自覚症状である下部尿路症状(lower urinary tract symptoms:LUTS)は,国際前立腺症状スコア(IPSS)で評価され,その有用性は広く認知されている。ただ,IPSSは自覚症状を評価しているにすぎず,重症度の鍵である残尿量(他覚所見)とは無関係である。
検尿と残尿測定は必須である。検尿は尿路のスクリーニングに最適で,血尿では尿路の結石や腫瘍等の精査が求められ,膿尿では感染合併が推定される。残尿測定に際してのエコー検査は有用で,水腎の有無の確認も容易である。また血中クレアチニン値に加え,前立腺特異抗原(PSA)を測定し前立腺癌合併の確認が行われることも多い。
理想的には「排尿日誌」で排尿プロフィール評価を行う。これは多飲多尿,間質性膀胱炎等の重要病態を鑑別するだけでなく,それ自体が「行動療法」ともなり,症状改善から多くの患者が満足を示す。また,フレイル例では,認知・運動機能障害由来の排尿障害を合併することが多く,理学療法や作業療法も有効である。
薬物療法では,選択的α1遮断薬と低用量ホスホジエステラーゼ5阻害薬が第一選択で,適宜,5α還元酵素阻害薬,漢方薬,生薬,β3刺激薬等が選択される。
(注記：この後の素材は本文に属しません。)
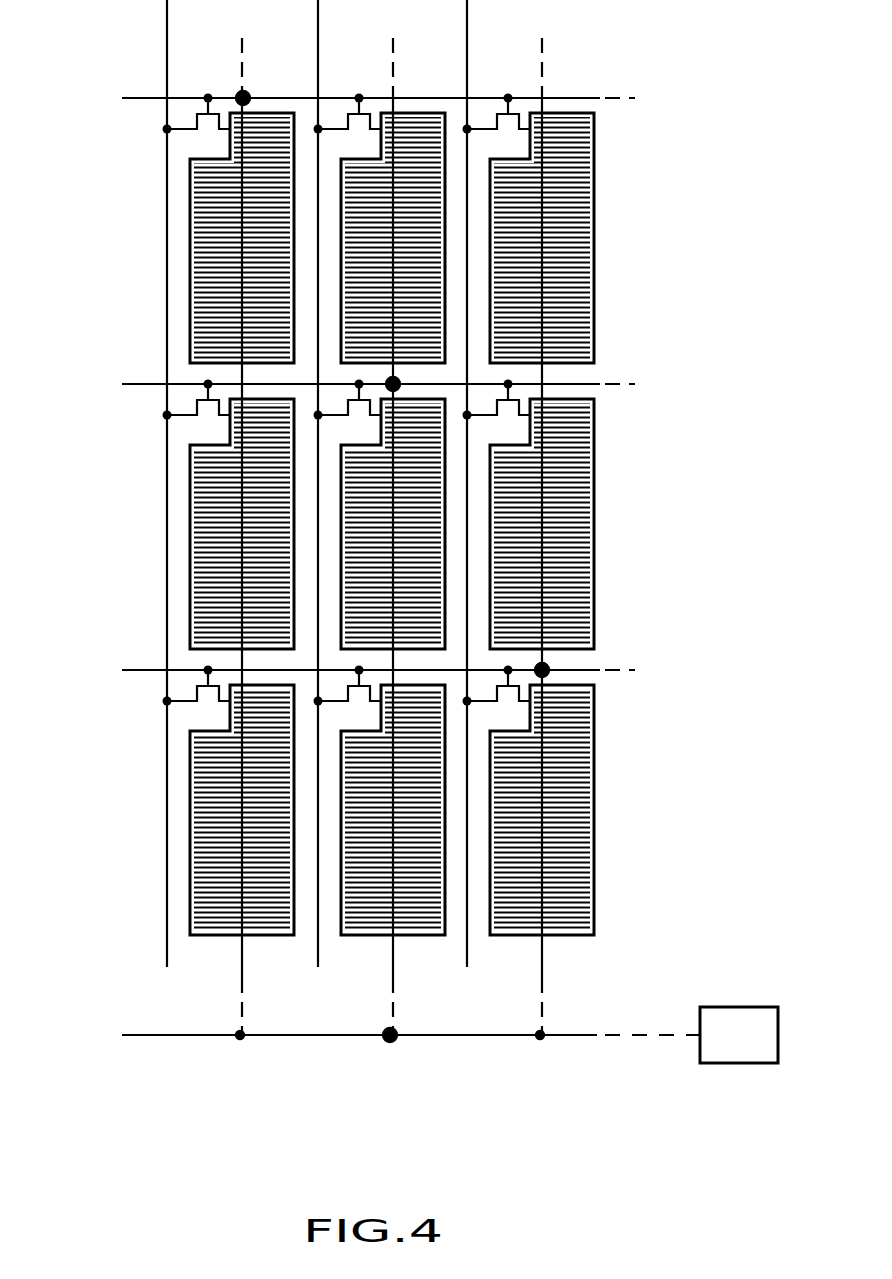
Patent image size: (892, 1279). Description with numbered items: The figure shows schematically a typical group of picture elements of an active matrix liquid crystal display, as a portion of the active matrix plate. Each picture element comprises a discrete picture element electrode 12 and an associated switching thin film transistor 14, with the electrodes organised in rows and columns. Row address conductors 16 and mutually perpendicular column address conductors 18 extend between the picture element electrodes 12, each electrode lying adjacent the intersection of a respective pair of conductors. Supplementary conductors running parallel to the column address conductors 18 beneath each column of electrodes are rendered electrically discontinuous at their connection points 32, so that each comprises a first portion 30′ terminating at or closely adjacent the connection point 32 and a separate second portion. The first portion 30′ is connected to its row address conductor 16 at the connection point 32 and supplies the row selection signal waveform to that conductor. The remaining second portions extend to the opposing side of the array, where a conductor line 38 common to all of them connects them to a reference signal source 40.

手術療法の利点は多い。医療経済学的メリットだけでなく,下部尿路閉塞の物理的解除を得られるため,将来の尿排出力低下をきたす病態(脳卒中等)合併後も薬剤追加などで(複雑性尿路感染症等の重大合併症が不可避の)留置カテーテル管理を回避できる可能性が高まる点は,担当医として念頭に置くべきである。